La virgen santa Marta,
devotísima huéspeda de Jesucristo, fué hebrea de nación, hija de padres nobles
y ricos, y hermana de santa María Magdalena y de san Lázaro. Ella misma quiso
aderezar la comida cuando el Señor se hospedó en su casa de Betania; y
pareciéndole poco todo lo que hacía, quería que su hermana Magdalena, que se
estaba a los pies de Jesús oyendo sus dulcísimas palabras, se levantara y la
ayudase. Quejóse, pues, de esto al Señor, pero el Señor aunque no reprendió el
solícito afecto con que Marta le servía, alabó la quietud suave con que
Magdalena, dejados los otros cuidados, atendía a lo que más importa, que es oir
a Dios y gozar de Dios. Vese asimismo la familiaridad que nuestro Señor
Jesucristo tuvo con estas dos santas hermanas, cuando estando enfermo y
peligroso su hermano Lázaro, enviaron a decirle: «Señor, el que amas está
enfermo»; y aunque el Señor permitió que Lázaro muriese y estuviese cuatro días
en la sepultura, lloró sobre él por la ternura y compasión que tenía a sus dos
hermanas, y luego resucitó gloriosamente al hermano difunto, y llenó aquella
casa de bendición. Después de la Ascención del Señor, aquellos mismo judíos que
le crucificaron, movieron una grande persecución contra los fieles, y se dice
que echaron mano de santa Marta y santa Magdalena, y habiéndoles confiscado sus
bienes, las pusieron con Lázaro su hermano y con Maximino y toda su casa, en un
navio sin velas ni remos para que pereciesen en el mar; mas el navio, guiado de
Dios aportó a Marsella, en cuya ciudad enseñaron aquellos santos la doctrina
del Evangelio, y convirtieron a muchos a la fe, y los mismo hicieron en otra
ciudad llamada Aix. Gloríase Marsella de haber tenido por obispo a san Lázaro,
y Aix de haber tenido a Maximino, uno de los setenta discípulos del Señor.
Santa Magdalena se apartó a un áspero y solitario monté para emplearse toda en
oración y meditación; y se refiere que santa Marta, con una criada suya llamada
Marcela, edificó un monasterio, fuera de poblado, y en compañía de otras muchas
doncellas que la siguieron, sirvió muchos años en santo recogimiento al Señor,
alzando la bandera (después de la Madre de Dios) de la virginidad, y haciendo
voto de ella, y viviendo con tanta aspereza de vida, que san Antonio, obispo de
Florencia, escribe que no comía carne, ni huevos, ni queso, ni bebía vino, y
que con la señal de la cruz ahuyentaba al demonio, que en figura de un dragón
infernal quería espantarla y estorbar su oración. Ocho días antes de su muerte
vio cómo los santos ángeles llevaban al cielo el ánima de su dulcísima hermana
Magdalena, y a la hora de su dichoso tránsito se apareció a nuestra santa
Jesucristo, nuestro Redentor, y le dijo: «Ven, huéspeda mía muy querida, que
como tú me recibiste en tu casa, así yo te recibiré en mi reino».

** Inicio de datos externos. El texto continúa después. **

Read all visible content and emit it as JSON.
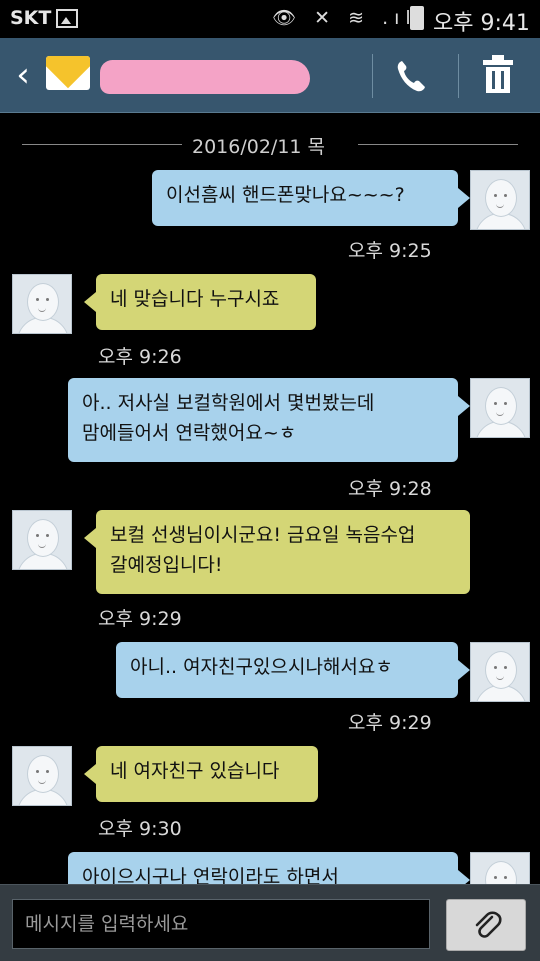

Reflexión: Muy bien pagó nuestro
Señor Jesucristo los buenos servicios que recibió de su devotísima huéspeda
santa Marta; la instruyó en las cosas del Reino de Dios, resucitó a su hermano
Lázaro, la hizo una grande santa, la amparó en los peligros del mar, la llenó
de celo apostólico, la hizo fundadora del primer colegio de santas vírgenes, y
la recibió, llena de méritos, en el palacio de su gloria. Y nosotros ¿a qué
pensamos servir sino a Jesucristo, porque los que sirven al mundo no sacan otra
recompensa que funestos desengaños en la vida, angustias en la muerte y
tormentos en la eternidad?
Oración: Oh Dios, salud y vida
nuestra, dígnate oír nuestras súplicas, para que así como la fiesta de tu
bienaventurada virgen santa Marta nos llena de espiritual alegría, así también
nos alcance una piadosa devoción. Por Jesucristo, nuestro Señor. Amén.